Only 2 per cent of articles and 1 per cent of images in the sports pages of national newspapers are devoted to female athletes and women’s sport, according to a Labour MP.
Barbara Keeley was given the figures by the Women’s Sport and Fitness Foundation, which carried out a review across all national daily newspapers.
Over the three days of the review, conducted out earlier this year, the newspapers published more than 1,500 articles on sport but just 2 per cent were on women’s sport.
The group also reviewed TV sports coverage and found that on one Friday evening only three of the 72 hours of sport broadcast on Sky were devoted to women’s sport.
“I am sad to say that the online coverage of women’s sport reviewed was little better—although I should mention the Sportsister website, which is dedicated to women’s sport,” Keeley said in a Parliament debate yesterday.
“However, apart from that exception, on the 10 sports news internet sites that were reviewed on one day in April, only 1 per cent of the links were to articles on female sports, and there was not a single image of a female athlete on the front page of the top 10 websites.
“That is the normal situation outside the Olympics, but if that level of coverage had applied during the Olympics, we would have missed a great deal.”

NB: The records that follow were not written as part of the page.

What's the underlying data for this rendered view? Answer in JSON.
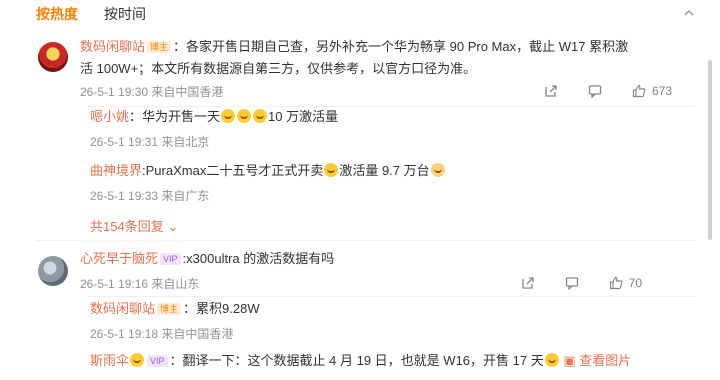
{
  "tabs": [
    {
      "label": "按热度"
    },
    {
      "label": "按时间"
    }
  ],
  "comments": [
    {
      "user": "数码闲聊站",
      "badge": "博主",
      "text": "：各家开售日期自己查，另外补充一个华为畅享 90 Pro Max，截止 W17 累积激活 100W+；本文所有数据源自第三方，仅供参考，以官方口径为准。",
      "text_line1": "：各家开售日期自己查，另外补充一个华为畅享 90 Pro Max，截止 W17 累积激",
      "text_line2": "活 100W+；本文所有数据源自第三方，仅供参考，以官方口径为准。",
      "time": "26-5-1 19:30",
      "location": "来自中国香港",
      "likes": "673",
      "replies": [
        {
          "user": "嗯小姚",
          "text_a": "：华为开售一天",
          "text_b": "10 万激活量",
          "time": "26-5-1 19:31",
          "location": "来自北京"
        },
        {
          "user": "曲神境界",
          "text_a": ":PuraXmax二十五号才正式开卖",
          "text_b": "激活量 9.7 万台",
          "time": "26-5-1 19:33",
          "location": "来自广东"
        }
      ],
      "more_replies": "共154条回复"
    },
    {
      "user": "心死早于脑死",
      "badge": "VIP",
      "text": ":x300ultra 的激活数据有吗",
      "time": "26-5-1 19:16",
      "location": "来自山东",
      "likes": "70",
      "replies": [
        {
          "user": "数码闲聊站",
          "badge": "博主",
          "text_a": "：累积9.28W",
          "time": "26-5-1 19:18",
          "location": "来自中国香港"
        },
        {
          "user": "斯雨伞",
          "badge": "VIP",
          "text_a": "：翻译一下：这个数据截止 4 月 19 日，也就是 W16，开售 17 天",
          "see_image": "查看图片"
        }
      ]
    }
  ],
  "colors": {
    "accent": "#ff8200",
    "username": "#eb7350",
    "meta": "#939393"
  },
  "icons": [
    "collapse-icon",
    "share-icon",
    "comment-icon",
    "like-icon",
    "emoji-icon"
  ]
}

Keeley added: “Team GB women athletes won 22 of our 65 medals, 10 of them gold. If our women athletes had received only 1 per cent or 2 per cent of the news coverage during that time, we would possibly have seen some of Jessica Ennis’s gold in the heptathlon, but what would we have missed?
“We would have missed Nicola Adams winning the historic first gold in the boxing; Victoria Pendleton’s individual gold; the team gold for Dani King, Laura Trott and Joanna Rowsell, and Laura Trott’s gold in the omnium; the rowing golds—won when we had got hardly any gold medals—of Heather Stanning and Helen Glover, Katherine Grainger and Anna Watkins, and Katherine Copeland and Sophie Hosking; Charlotte Dujardin’s magnificent gold in the dressage and her gold in the mixed team dressage; and Jade Jones’s gold in the taekwondo.”
Her comments come after the new Culture Secretary, Maria Miller, wrote to all national broadcasters on Saturday telling them to reassess their coverage of women’s sport.
Keeley said she supported Moore’s initiative but insisted that more needed to be done, adding that the all-party parliamentary group on women’s sport and fitness has asked the Culture, Media and Sport Select Committee to consider undertaking an inquiry into the media profile of women’s sport.